My seven-year-old daughter wants a tablet. I don’t own a tablet—I have a lovely, but outdated netbook—but she wants one because her best friend has one (her best friend is six). And she likes to point out, often and quite vocally, that she is the only family member without tech. She feels…left behind.
And I completely understand her desire for “tech” because “tech” is everywhere. It’s in TV commercials where people using the newest tech item dance in the park, or people who have outdated technology (such as myself) are portrayed as living in ancient Egypt and relying on the sun to tell the time. Everyone I know is creating a new “app for that,” and I while I know that there is no denying that we, as a nation, are behind on providing technology to our students or treating technology as a partner in education, I wonder how we can create a balance between the “what we need” and the “what we want” when it comes to technology.

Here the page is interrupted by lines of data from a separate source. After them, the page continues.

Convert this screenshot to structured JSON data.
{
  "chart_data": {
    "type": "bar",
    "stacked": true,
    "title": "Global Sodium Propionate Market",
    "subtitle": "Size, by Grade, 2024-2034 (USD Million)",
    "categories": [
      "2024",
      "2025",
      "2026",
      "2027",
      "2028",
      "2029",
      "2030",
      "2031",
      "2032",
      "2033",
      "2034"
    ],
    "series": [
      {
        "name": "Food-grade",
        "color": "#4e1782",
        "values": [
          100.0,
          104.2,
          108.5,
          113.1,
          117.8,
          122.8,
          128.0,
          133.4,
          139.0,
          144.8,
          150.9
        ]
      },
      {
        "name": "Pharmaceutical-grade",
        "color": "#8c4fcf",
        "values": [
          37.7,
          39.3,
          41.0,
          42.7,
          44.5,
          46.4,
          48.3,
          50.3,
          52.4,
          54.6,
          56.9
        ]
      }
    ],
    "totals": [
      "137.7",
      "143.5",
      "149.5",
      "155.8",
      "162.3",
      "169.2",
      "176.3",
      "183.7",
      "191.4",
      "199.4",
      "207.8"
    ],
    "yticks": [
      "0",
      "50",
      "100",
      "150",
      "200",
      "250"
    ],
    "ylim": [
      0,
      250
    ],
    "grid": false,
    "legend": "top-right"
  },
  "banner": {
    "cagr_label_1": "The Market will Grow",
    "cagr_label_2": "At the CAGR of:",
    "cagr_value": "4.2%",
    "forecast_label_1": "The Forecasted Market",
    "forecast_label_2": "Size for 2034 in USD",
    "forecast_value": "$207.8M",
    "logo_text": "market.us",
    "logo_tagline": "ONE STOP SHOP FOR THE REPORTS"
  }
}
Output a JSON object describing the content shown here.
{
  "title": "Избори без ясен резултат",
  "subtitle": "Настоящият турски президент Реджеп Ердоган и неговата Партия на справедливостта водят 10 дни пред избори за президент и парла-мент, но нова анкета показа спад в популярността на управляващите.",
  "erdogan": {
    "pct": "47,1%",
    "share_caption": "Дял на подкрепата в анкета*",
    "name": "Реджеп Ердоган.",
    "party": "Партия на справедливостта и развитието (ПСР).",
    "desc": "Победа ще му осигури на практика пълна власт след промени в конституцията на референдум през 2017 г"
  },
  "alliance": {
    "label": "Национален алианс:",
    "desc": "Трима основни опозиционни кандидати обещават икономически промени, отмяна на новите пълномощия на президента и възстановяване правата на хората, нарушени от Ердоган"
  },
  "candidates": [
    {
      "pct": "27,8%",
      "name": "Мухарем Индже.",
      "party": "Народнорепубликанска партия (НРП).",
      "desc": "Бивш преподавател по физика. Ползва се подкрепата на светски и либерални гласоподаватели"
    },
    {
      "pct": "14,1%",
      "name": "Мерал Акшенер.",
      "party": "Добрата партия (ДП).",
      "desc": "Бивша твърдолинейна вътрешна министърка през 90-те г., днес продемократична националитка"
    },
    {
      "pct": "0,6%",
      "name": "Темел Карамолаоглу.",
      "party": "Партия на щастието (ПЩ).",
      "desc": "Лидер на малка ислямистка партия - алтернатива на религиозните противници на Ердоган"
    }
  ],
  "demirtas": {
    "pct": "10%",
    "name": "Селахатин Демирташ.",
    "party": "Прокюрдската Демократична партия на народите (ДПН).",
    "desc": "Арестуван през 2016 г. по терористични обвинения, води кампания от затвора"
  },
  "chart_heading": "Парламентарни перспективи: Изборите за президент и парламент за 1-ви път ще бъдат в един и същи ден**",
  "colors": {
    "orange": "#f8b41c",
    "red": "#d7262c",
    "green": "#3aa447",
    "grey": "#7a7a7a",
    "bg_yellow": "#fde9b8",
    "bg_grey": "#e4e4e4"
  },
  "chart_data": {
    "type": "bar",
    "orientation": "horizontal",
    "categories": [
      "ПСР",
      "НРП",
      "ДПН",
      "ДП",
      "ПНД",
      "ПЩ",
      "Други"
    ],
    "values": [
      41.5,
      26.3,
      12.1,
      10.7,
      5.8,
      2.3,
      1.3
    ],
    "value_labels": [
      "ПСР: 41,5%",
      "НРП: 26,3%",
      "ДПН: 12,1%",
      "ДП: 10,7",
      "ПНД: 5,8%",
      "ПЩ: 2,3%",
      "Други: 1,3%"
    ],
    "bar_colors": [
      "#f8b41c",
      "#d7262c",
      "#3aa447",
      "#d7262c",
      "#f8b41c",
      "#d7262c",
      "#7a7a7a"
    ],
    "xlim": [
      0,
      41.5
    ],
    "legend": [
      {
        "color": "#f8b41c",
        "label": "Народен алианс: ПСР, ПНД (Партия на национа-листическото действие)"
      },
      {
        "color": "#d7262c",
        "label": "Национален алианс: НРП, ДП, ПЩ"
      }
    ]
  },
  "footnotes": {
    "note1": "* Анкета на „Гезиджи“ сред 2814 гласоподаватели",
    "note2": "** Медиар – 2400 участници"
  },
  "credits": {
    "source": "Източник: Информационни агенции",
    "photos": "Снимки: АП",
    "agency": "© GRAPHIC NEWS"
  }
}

We are at times, however, playing catch up in a game that we don’t even understand, and because we are constantly one lap behind we are failing to make the needed and necessary changes in order to get ahead of rapidly changing technology. Take India, for example, where the creation of a $20—yes TWENTY dollar —tablet named Aakash 2 is transforming and shifting the very conversation about education and technology. While the government in India has embraced this future by supporting this business endeavor, the cellular phone bandwidth is, unfortunately, not as compliant. So while this technology can be in the hands of children, they might be in a “dead zone” and unable to use. But even that isn’t an obstacle to this opportunity; it’s a challenge, but one if triumphed over will be a game-changer.
In America it’s a completely different story. While we have broadband in most areas (although our rural areas are often lacking with connectivity support) and our education system supports some use of technology either in our schools or in a student’s at home learning time, we still don’t have technology that is affordable and thus accessible to all our citizens.

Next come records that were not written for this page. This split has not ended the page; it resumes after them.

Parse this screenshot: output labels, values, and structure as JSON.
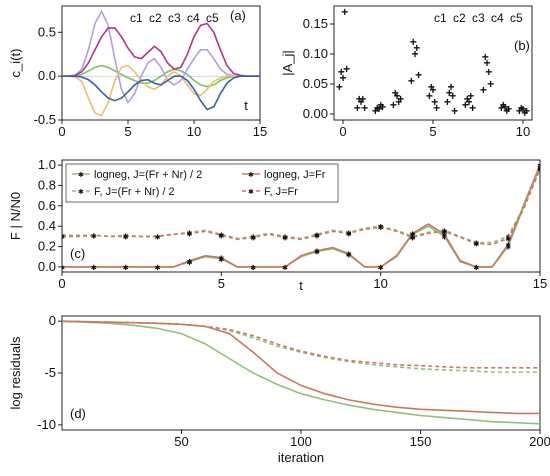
{
  "chart_data": [
    {
      "panel": "(a)",
      "type": "line",
      "ylabel": "c_i(t)",
      "x_annotation": "t",
      "xlim": [
        0,
        15
      ],
      "ylim": [
        -0.5,
        0.8
      ],
      "xticks": [
        0,
        5,
        10,
        15
      ],
      "yticks": [
        -0.5,
        0.0,
        0.5
      ],
      "legend": [
        "c1",
        "c2",
        "c3",
        "c4",
        "c5"
      ],
      "legend_placement": "top-right",
      "series": [
        {
          "name": "c1",
          "color": "#7bbf6a",
          "x": [
            0,
            0.5,
            1,
            1.5,
            2,
            2.5,
            3,
            3.5,
            4,
            4.5,
            5,
            5.5,
            6,
            6.5,
            7,
            7.5,
            8,
            8.5,
            9,
            9.5,
            10,
            10.5,
            11,
            11.5,
            12,
            12.5,
            13,
            13.5,
            14,
            14.5,
            15
          ],
          "y": [
            0,
            0,
            0,
            0.02,
            0.06,
            0.1,
            0.12,
            0.1,
            0.06,
            0.02,
            -0.02,
            -0.05,
            -0.08,
            -0.08,
            -0.05,
            0,
            0.05,
            0.08,
            0.06,
            0.02,
            -0.05,
            -0.1,
            -0.12,
            -0.1,
            -0.05,
            -0.02,
            0,
            0,
            0,
            0,
            0
          ]
        },
        {
          "name": "c2",
          "color": "#b39fd6",
          "x": [
            0,
            0.5,
            1,
            1.5,
            2,
            2.5,
            3,
            3.5,
            4,
            4.5,
            5,
            5.5,
            6,
            6.5,
            7,
            7.5,
            8,
            8.5,
            9,
            9.5,
            10,
            10.5,
            11,
            11.5,
            12,
            12.5,
            13,
            13.5,
            14,
            14.5,
            15
          ],
          "y": [
            0,
            0,
            0.01,
            0.08,
            0.3,
            0.6,
            0.74,
            0.58,
            0.2,
            -0.15,
            -0.3,
            -0.2,
            0,
            0.15,
            0.2,
            0.1,
            -0.05,
            -0.1,
            -0.05,
            0.08,
            0.2,
            0.3,
            0.3,
            0.2,
            0.08,
            0.02,
            0,
            0,
            0,
            0,
            0
          ]
        },
        {
          "name": "c3",
          "color": "#e8c170",
          "x": [
            0,
            0.5,
            1,
            1.5,
            2,
            2.5,
            3,
            3.5,
            4,
            4.5,
            5,
            5.5,
            6,
            6.5,
            7,
            7.5,
            8,
            8.5,
            9,
            9.5,
            10,
            10.5,
            11,
            11.5,
            12,
            12.5,
            13,
            13.5,
            14,
            14.5,
            15
          ],
          "y": [
            0,
            0,
            -0.01,
            -0.06,
            -0.25,
            -0.42,
            -0.45,
            -0.3,
            -0.05,
            0.1,
            0.12,
            0.05,
            -0.05,
            -0.12,
            -0.15,
            -0.1,
            0,
            0.05,
            0,
            -0.1,
            -0.2,
            -0.22,
            -0.15,
            -0.06,
            -0.02,
            0,
            0,
            0,
            0,
            0,
            0
          ]
        },
        {
          "name": "c4",
          "color": "#b0348a",
          "x": [
            0,
            0.5,
            1,
            1.5,
            2,
            2.5,
            3,
            3.5,
            4,
            4.5,
            5,
            5.5,
            6,
            6.5,
            7,
            7.5,
            8,
            8.5,
            9,
            9.5,
            10,
            10.5,
            11,
            11.5,
            12,
            12.5,
            13,
            13.5,
            14,
            14.5,
            15
          ],
          "y": [
            0,
            0,
            0.01,
            0.05,
            0.15,
            0.3,
            0.45,
            0.55,
            0.55,
            0.45,
            0.32,
            0.22,
            0.2,
            0.27,
            0.34,
            0.28,
            0.15,
            0.08,
            0.1,
            0.25,
            0.45,
            0.58,
            0.6,
            0.5,
            0.3,
            0.12,
            0.03,
            0.01,
            0,
            0,
            0
          ]
        },
        {
          "name": "c5",
          "color": "#3a5fa8",
          "x": [
            0,
            0.5,
            1,
            1.5,
            2,
            2.5,
            3,
            3.5,
            4,
            4.5,
            5,
            5.5,
            6,
            6.5,
            7,
            7.5,
            8,
            8.5,
            9,
            9.5,
            10,
            10.5,
            11,
            11.5,
            12,
            12.5,
            13,
            13.5,
            14,
            14.5,
            15
          ],
          "y": [
            0,
            0,
            0,
            -0.01,
            -0.04,
            -0.1,
            -0.18,
            -0.25,
            -0.28,
            -0.25,
            -0.18,
            -0.1,
            -0.05,
            -0.04,
            -0.08,
            -0.1,
            -0.05,
            0,
            0,
            -0.05,
            -0.15,
            -0.28,
            -0.38,
            -0.35,
            -0.2,
            -0.08,
            -0.02,
            0,
            0,
            0,
            0
          ]
        }
      ]
    },
    {
      "panel": "(b)",
      "type": "scatter",
      "ylabel": "|A_j|",
      "xlim": [
        -0.5,
        10.5
      ],
      "ylim": [
        -0.01,
        0.18
      ],
      "xticks": [
        0,
        5,
        10
      ],
      "yticks": [
        0.0,
        0.05,
        0.1,
        0.15
      ],
      "legend": [
        "c1",
        "c2",
        "c3",
        "c4",
        "c5"
      ],
      "legend_placement": "top-right",
      "x": [
        0,
        1,
        2,
        3,
        4,
        5,
        6,
        7,
        8,
        9,
        10
      ],
      "series": [
        {
          "name": "c1",
          "color": "#7bbf6a",
          "values": [
            0.045,
            0.01,
            0.005,
            0.015,
            0.055,
            0.03,
            0.02,
            0.015,
            0.04,
            0.01,
            0.005
          ]
        },
        {
          "name": "c2",
          "color": "#b39fd6",
          "values": [
            0.07,
            0.025,
            0.01,
            0.035,
            0.12,
            0.045,
            0.035,
            0.025,
            0.095,
            0.015,
            0.01
          ]
        },
        {
          "name": "c3",
          "color": "#e8c170",
          "values": [
            0.06,
            0.02,
            0.008,
            0.03,
            0.1,
            0.04,
            0.045,
            0.02,
            0.085,
            0.012,
            0.008
          ]
        },
        {
          "name": "c4",
          "color": "#b0348a",
          "values": [
            0.17,
            0.025,
            0.015,
            0.02,
            0.11,
            0.02,
            0.03,
            0.03,
            0.07,
            0.005,
            0.002
          ]
        },
        {
          "name": "c5",
          "color": "#3a5fa8",
          "values": [
            0.075,
            0.01,
            0.012,
            0.025,
            0.065,
            0.01,
            0.005,
            0.01,
            0.05,
            0.008,
            0.005
          ]
        }
      ]
    },
    {
      "panel": "(c)",
      "type": "line",
      "ylabel": "F | N/N0",
      "x_annotation": "t",
      "xlim": [
        0,
        15
      ],
      "ylim": [
        -0.05,
        1.05
      ],
      "xticks": [
        0,
        5,
        10,
        15
      ],
      "yticks": [
        0.0,
        0.2,
        0.4,
        0.6,
        0.8,
        1.0
      ],
      "legend_placement": "top-left",
      "x": [
        0,
        0.5,
        1,
        1.5,
        2,
        2.5,
        3,
        3.5,
        4,
        4.5,
        5,
        5.5,
        6,
        6.5,
        7,
        7.5,
        8,
        8.5,
        9,
        9.5,
        10,
        10.5,
        11,
        11.5,
        12,
        12.5,
        13,
        13.5,
        14,
        14.5,
        15
      ],
      "series": [
        {
          "name": "logneg, J=(Fr + Nr) / 2",
          "color": "#8fc07a",
          "dashed": false,
          "values": [
            0,
            0,
            0,
            0,
            0,
            0,
            0,
            0,
            0.05,
            0.1,
            0.08,
            0,
            0,
            0,
            0,
            0.1,
            0.15,
            0.18,
            0.12,
            0,
            0,
            0.1,
            0.32,
            0.4,
            0.3,
            0.05,
            0,
            0,
            0.2,
            0.6,
            1.0
          ]
        },
        {
          "name": "logneg, J=Fr",
          "color": "#c9785f",
          "dashed": false,
          "values": [
            0,
            0,
            0,
            0,
            0,
            0,
            0,
            0,
            0.06,
            0.11,
            0.09,
            0,
            0,
            0,
            0,
            0.11,
            0.16,
            0.19,
            0.13,
            0,
            0,
            0.11,
            0.33,
            0.42,
            0.32,
            0.06,
            0,
            0,
            0.22,
            0.62,
            1.0
          ]
        },
        {
          "name": "F, J=(Fr + Nr) / 2",
          "color": "#8fc07a",
          "dashed": true,
          "values": [
            0.31,
            0.31,
            0.31,
            0.3,
            0.31,
            0.3,
            0.3,
            0.32,
            0.34,
            0.36,
            0.32,
            0.28,
            0.3,
            0.33,
            0.3,
            0.28,
            0.32,
            0.36,
            0.34,
            0.38,
            0.4,
            0.36,
            0.3,
            0.34,
            0.36,
            0.3,
            0.24,
            0.24,
            0.3,
            0.6,
            0.97
          ]
        },
        {
          "name": "F, J=Fr",
          "color": "#c9785f",
          "dashed": true,
          "values": [
            0.3,
            0.3,
            0.31,
            0.3,
            0.3,
            0.3,
            0.3,
            0.32,
            0.33,
            0.35,
            0.31,
            0.27,
            0.29,
            0.32,
            0.29,
            0.27,
            0.31,
            0.35,
            0.33,
            0.37,
            0.39,
            0.35,
            0.29,
            0.33,
            0.35,
            0.29,
            0.23,
            0.22,
            0.28,
            0.58,
            0.96
          ]
        }
      ]
    },
    {
      "panel": "(d)",
      "type": "line",
      "xlabel": "iteration",
      "ylabel": "log residuals",
      "xlim": [
        0,
        200
      ],
      "ylim": [
        -10.5,
        0.5
      ],
      "xticks": [
        50,
        100,
        150,
        200
      ],
      "yticks": [
        0,
        -5,
        -10
      ],
      "x": [
        0,
        10,
        20,
        30,
        40,
        50,
        60,
        70,
        80,
        90,
        100,
        110,
        120,
        130,
        140,
        150,
        160,
        170,
        180,
        190,
        200
      ],
      "series": [
        {
          "name": "logneg, J=(Fr + Nr) / 2",
          "color": "#8fc07a",
          "dashed": false,
          "values": [
            0,
            -0.1,
            -0.2,
            -0.4,
            -0.7,
            -1.2,
            -2.2,
            -3.6,
            -5.0,
            -6.1,
            -7.0,
            -7.6,
            -8.1,
            -8.5,
            -8.8,
            -9.1,
            -9.3,
            -9.5,
            -9.7,
            -9.8,
            -9.9
          ]
        },
        {
          "name": "logneg, J=Fr",
          "color": "#c9785f",
          "dashed": false,
          "values": [
            0,
            -0.05,
            -0.1,
            -0.15,
            -0.2,
            -0.3,
            -0.5,
            -1.2,
            -3.0,
            -5.0,
            -6.2,
            -7.0,
            -7.6,
            -8.0,
            -8.3,
            -8.5,
            -8.6,
            -8.7,
            -8.8,
            -8.9,
            -8.9
          ]
        },
        {
          "name": "F, J=(Fr + Nr) / 2",
          "color": "#8fc07a",
          "dashed": true,
          "values": [
            0,
            -0.05,
            -0.1,
            -0.15,
            -0.2,
            -0.3,
            -0.5,
            -0.9,
            -1.6,
            -2.4,
            -3.0,
            -3.5,
            -3.9,
            -4.2,
            -4.4,
            -4.6,
            -4.7,
            -4.8,
            -4.9,
            -4.9,
            -4.9
          ]
        },
        {
          "name": "F, J=Fr",
          "color": "#c9785f",
          "dashed": true,
          "values": [
            0,
            -0.05,
            -0.1,
            -0.15,
            -0.2,
            -0.3,
            -0.5,
            -0.8,
            -1.4,
            -2.2,
            -2.9,
            -3.4,
            -3.8,
            -4.0,
            -4.2,
            -4.3,
            -4.4,
            -4.5,
            -4.5,
            -4.5,
            -4.5
          ]
        }
      ]
    }
  ]
}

Here’s the thing: Aakash 2 could be the sole provider of this type of technology in the developing world because of how the Indian government is subsidizing production. The goal of creating this tablet was to empower and educate as a way to address poverty. And technology is everywhere, and as Francesca Kaplan Grossman points out in a recent article in Huffington Post, “the world is online.”
But while the world may be online, for example children play games on cell phones in Africa and learn about health issues while doing it, here in America there is a Luddite mentality that often resists this kind of transformative change. We want the tech, but we don’t what goes with the tech. Parents are often warned, endlessly, about the dangers of being online “too much,” of children who only talk or write “text-speak,” and of becoming too reliant on social networking sites for social and emotional well-being. But our kids already have the tech and the access to an ever-changing world where new gadgets and gizmos are produced and promoted at an alarming rate, where the newest and best is outdated the moment you have it in your hands.
And while we have the potential technology to change how we educate the next generation of learners, many of our educators are also worried that the Internet is harming our children because they aren’t becoming independent thinkers. But the truth is that there is a connectivity the Internet provides that can foster independent thinking, because respectful Internet usage can open doors that may be closed to many of our students, especially those who live on the edge of poverty and extracurricular educational opportunity.
India wants every citizen to have a tablet in order to create a more productive citizenry—one in which every educational opportunity is available to all, which can shift future economic outcomes. And the key to all of this is acknowledging that the job for my seven-year-old daughter may be created by her 14-year-old brother, that traditional role of “teacher” may need to shift to become “mentor” or “project manager,” and that a tablet in the hands of a child is her tabula rasa. She will create the future she wants and it will be inherently connected to technology because that is the foundation of her experience.
So the question isn’t whether I will get a tablet for her… the question is how many tablets will I have to get her until she can create her own.